I want to show them that they can beat this! So I will most definitely keep blogging on mental illness. Mental illness gets no type of recognition. But that’s what I’m here for….
P.s I actually started writing this post this morning, at about 10 am… I had 2 appointments with my doctor, and I didn’t get to finish it. Which means I didn’t get a chance to publish it… until just now. But better late than never right?! (lol) I hope you all have a great night… remember to pray before you lay. Goodnight.
To anybody struggling with a mental illness, and you feel ashamed… I want you to know that you are not alone. You are not the only person struggling with a mental illness disorder and you can heal. You don’t have to feel guilty, constant embarrassment, constant worrying, or constant anxiety and so many more thoughts and feelings that sneaks up on you without any warning.
You have no reason to be ashamed because you’re not the only… you have no reason to be embarrassed because everyone needs help at sometime, or some point, in there life.
There’s different treatments that helps with those dark feelings, there’s therapy that’ll help you with healing, there’s medications that’ll help you feel like yourself again.
It’ll be astonishing. For you. I promise.
The negative stigma about people with mental illnesses, comes from people who have no knowledge about it. It comes from people who haven’t had not one experience. Know that those people… their words… is just plain ignorance. It makes no sense. The stigma sucks if you ask me.
Because they know nothing about your feelings, or what you’re going through. Only you know. I want you all to know you are somebody! You are strong! I want you all to know, not to ever give up! You can, and will win this fight of darkness.
Depression, bipolar, anxiety, major depressive disorder, clinical depression, and all other mental illnesses… are serious!! They’re real and serious, and just as severe, as any other illness.
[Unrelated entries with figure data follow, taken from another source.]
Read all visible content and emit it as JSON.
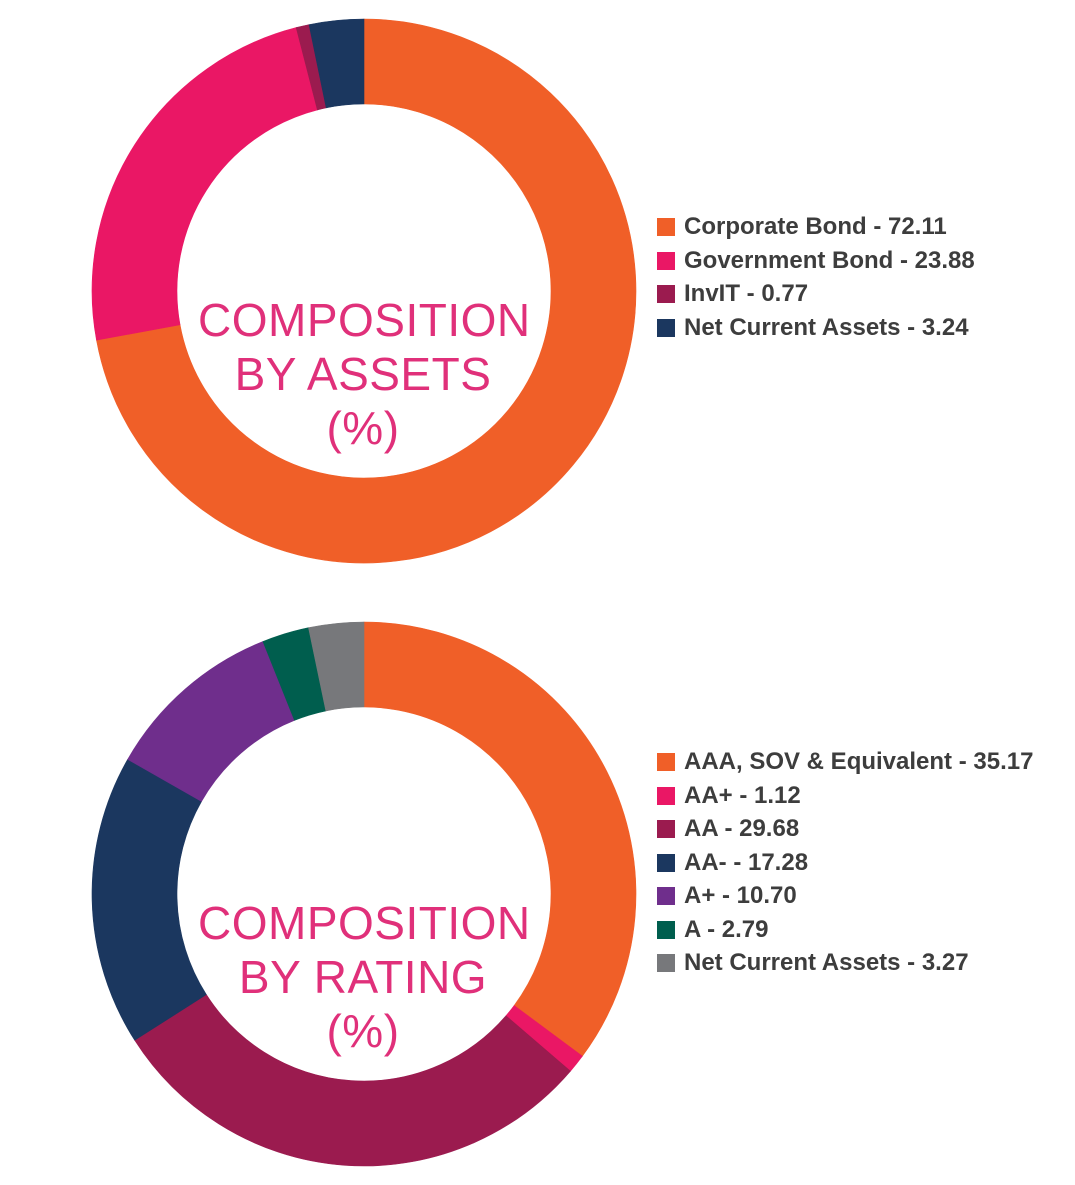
{
  "chart_data": [
    {
      "type": "pie",
      "style": "donut",
      "title": "COMPOSITION BY ASSETS (%)",
      "title_lines": [
        "COMPOSITION",
        "BY ASSETS",
        "(%)"
      ],
      "categories": [
        "Corporate Bond",
        "Government Bond",
        "InvIT",
        "Net Current Assets"
      ],
      "values": [
        72.11,
        23.88,
        0.77,
        3.24
      ],
      "colors": [
        "#f05f28",
        "#ea1765",
        "#9b1b4f",
        "#1b375f"
      ],
      "legend_labels": [
        "Corporate Bond - 72.11",
        "Government Bond - 23.88",
        "InvIT - 0.77",
        "Net Current Assets - 3.24"
      ],
      "legend": "right"
    },
    {
      "type": "pie",
      "style": "donut",
      "title": "COMPOSITION BY RATING (%)",
      "title_lines": [
        "COMPOSITION",
        "BY RATING",
        "(%)"
      ],
      "categories": [
        "AAA, SOV & Equivalent",
        "AA+",
        "AA",
        "AA-",
        "A+",
        "A",
        "Net Current Assets"
      ],
      "values": [
        35.17,
        1.12,
        29.68,
        17.28,
        10.7,
        2.79,
        3.27
      ],
      "colors": [
        "#f05f28",
        "#ea1765",
        "#9b1b4f",
        "#1b375f",
        "#6f2e8c",
        "#005e4e",
        "#77787b"
      ],
      "legend_labels": [
        "AAA, SOV & Equivalent - 35.17",
        "AA+ - 1.12",
        "AA - 29.68",
        "AA- - 17.28",
        "A+ - 10.70",
        "A - 2.79",
        "Net Current Assets - 3.27"
      ],
      "legend": "right"
    }
  ]
}
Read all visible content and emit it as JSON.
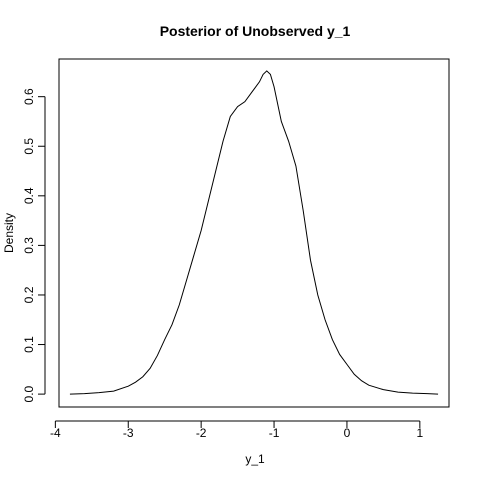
{
  "chart_data": {
    "type": "line",
    "title": "Posterior of Unobserved y_1",
    "xlabel": "y_1",
    "ylabel": "Density",
    "xlim": [
      -3.95,
      1.4
    ],
    "ylim": [
      -0.026,
      0.676
    ],
    "x_ticks": [
      -4,
      -3,
      -2,
      -1,
      0,
      1
    ],
    "y_ticks": [
      0.0,
      0.1,
      0.2,
      0.3,
      0.4,
      0.5,
      0.6
    ],
    "x_tick_labels": [
      "-4",
      "-3",
      "-2",
      "-1",
      "0",
      "1"
    ],
    "y_tick_labels": [
      "0.0",
      "0.1",
      "0.2",
      "0.3",
      "0.4",
      "0.5",
      "0.6"
    ],
    "grid": false,
    "series": [
      {
        "x": [
          -3.8,
          -3.6,
          -3.4,
          -3.2,
          -3.0,
          -2.9,
          -2.8,
          -2.7,
          -2.6,
          -2.5,
          -2.4,
          -2.3,
          -2.2,
          -2.1,
          -2.0,
          -1.9,
          -1.8,
          -1.7,
          -1.6,
          -1.5,
          -1.4,
          -1.3,
          -1.2,
          -1.15,
          -1.1,
          -1.05,
          -1.0,
          -0.9,
          -0.8,
          -0.7,
          -0.6,
          -0.5,
          -0.4,
          -0.3,
          -0.2,
          -0.1,
          0.0,
          0.1,
          0.2,
          0.3,
          0.5,
          0.7,
          0.9,
          1.1,
          1.25
        ],
        "y": [
          0.0,
          0.001,
          0.003,
          0.006,
          0.016,
          0.024,
          0.035,
          0.052,
          0.078,
          0.11,
          0.14,
          0.18,
          0.23,
          0.28,
          0.33,
          0.39,
          0.45,
          0.51,
          0.56,
          0.58,
          0.59,
          0.61,
          0.63,
          0.645,
          0.652,
          0.645,
          0.62,
          0.55,
          0.51,
          0.46,
          0.37,
          0.27,
          0.2,
          0.15,
          0.11,
          0.08,
          0.06,
          0.04,
          0.027,
          0.018,
          0.009,
          0.004,
          0.002,
          0.001,
          0.0
        ]
      }
    ]
  }
}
It’s okay to understand, and not to understand the chaos in your head is yours alone, that no matter how much therapy you get, and how many times your friends and family tell you it’s going to be ok their are things—thoughts, memories, images, feelings— that can’t be vocalized.
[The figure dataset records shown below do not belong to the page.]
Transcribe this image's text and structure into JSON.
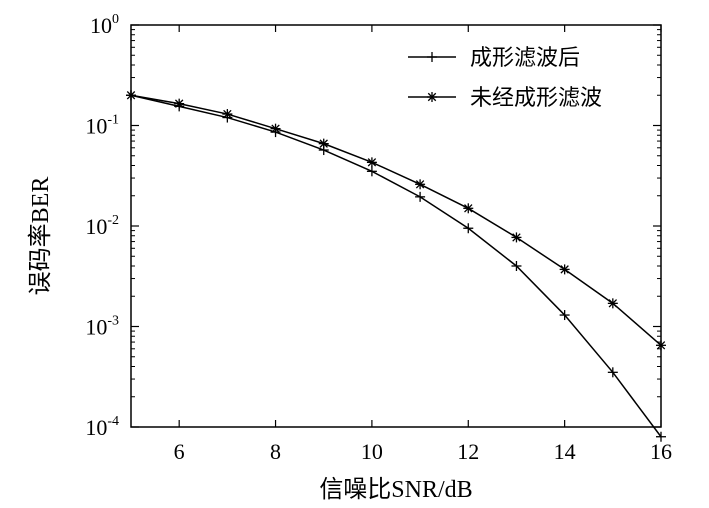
{
  "chart_data": {
    "type": "line",
    "xlabel": "信噪比SNR/dB",
    "ylabel": "误码率BER",
    "xlim": [
      5,
      16
    ],
    "ylim": [
      0.0001,
      1
    ],
    "yscale": "log",
    "grid": false,
    "legend_position": "top-right",
    "x_ticks": [
      "6",
      "8",
      "10",
      "12",
      "14",
      "16"
    ],
    "y_ticks": [
      {
        "base": "10",
        "exp": "-4"
      },
      {
        "base": "10",
        "exp": "-3"
      },
      {
        "base": "10",
        "exp": "-2"
      },
      {
        "base": "10",
        "exp": "-1"
      },
      {
        "base": "10",
        "exp": "0"
      }
    ],
    "x": [
      5,
      6,
      7,
      8,
      9,
      10,
      11,
      12,
      13,
      14,
      15,
      16
    ],
    "series": [
      {
        "name": "成形滤波后",
        "marker": "plus",
        "values": [
          0.2,
          0.155,
          0.12,
          0.086,
          0.057,
          0.035,
          0.0195,
          0.0095,
          0.004,
          0.0013,
          0.00035,
          8e-05
        ]
      },
      {
        "name": "未经成形滤波",
        "marker": "asterisk",
        "values": [
          0.2,
          0.165,
          0.13,
          0.093,
          0.066,
          0.043,
          0.026,
          0.015,
          0.0077,
          0.0037,
          0.0017,
          0.00065
        ]
      }
    ],
    "color": "#000000"
  }
}
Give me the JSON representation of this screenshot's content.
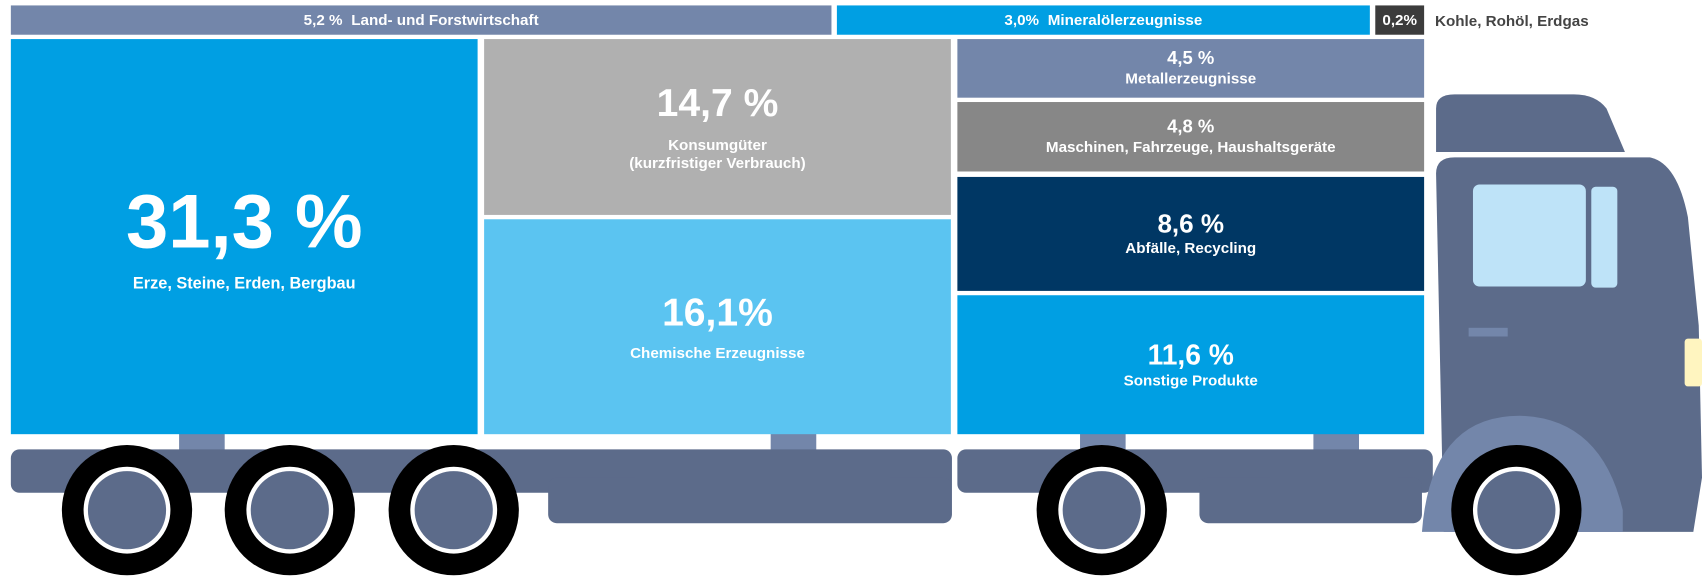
{
  "chart_data": {
    "type": "treemap",
    "categories": [
      "Land- und Forstwirtschaft",
      "Mineralölerzeugnisse",
      "Kohle, Rohöl, Erdgas",
      "Erze, Steine, Erden, Bergbau",
      "Konsumgüter\n(kurzfristiger Verbrauch)",
      "Chemische Erzeugnisse",
      "Metallerzeugnisse",
      "Maschinen, Fahrzeuge, Haushaltsgeräte",
      "Abfälle, Recycling",
      "Sonstige Produkte"
    ],
    "values": [
      5.2,
      3.0,
      0.2,
      31.3,
      14.7,
      16.1,
      4.5,
      4.8,
      8.6,
      11.6
    ],
    "value_labels": [
      "5,2 %",
      "3,0%",
      "0,2%",
      "31,3 %",
      "14,7 %",
      "16,1%",
      "4,5 %",
      "4,8 %",
      "8,6 %",
      "11,6 %"
    ],
    "colors": [
      "#7386aa",
      "#009fe3",
      "#3c3c3c",
      "#009fe3",
      "#b0b0b0",
      "#5bc4f1",
      "#7386aa",
      "#878787",
      "#003764",
      "#009fe3"
    ]
  }
}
You are the only one that knows how you feel. Only you know how it felt when you wanted to end it all. Just as well as I’m the only person that knows how those feelings and emotions of ‘depression’ feels myself… but it is okay.
It’s okay if you have bipolar disorder. It’s okay if you struggle with depression. It’s okay if you struggle with anxiety attacks. It’s okay!! As humans we tend to idolize happiness… whatever that even is. And in the progress, we ultimately demonize it’s perceived antithesis. We really do fear it. And most times as a result, we shy away or we fall silent. It’s so many ways it’s in our nature. To compete and to prove to other people that we’re doing well, happy and that we’re successful. It’s the illusion, growing by things like social media, the dilemma of the multidimensional gone flat.
Sometimes you feel weak because you can’t be “happy” in the way society demands. We sometimes hate ourself for our inability to just be ‘okay’ and we feel as if we’re weak.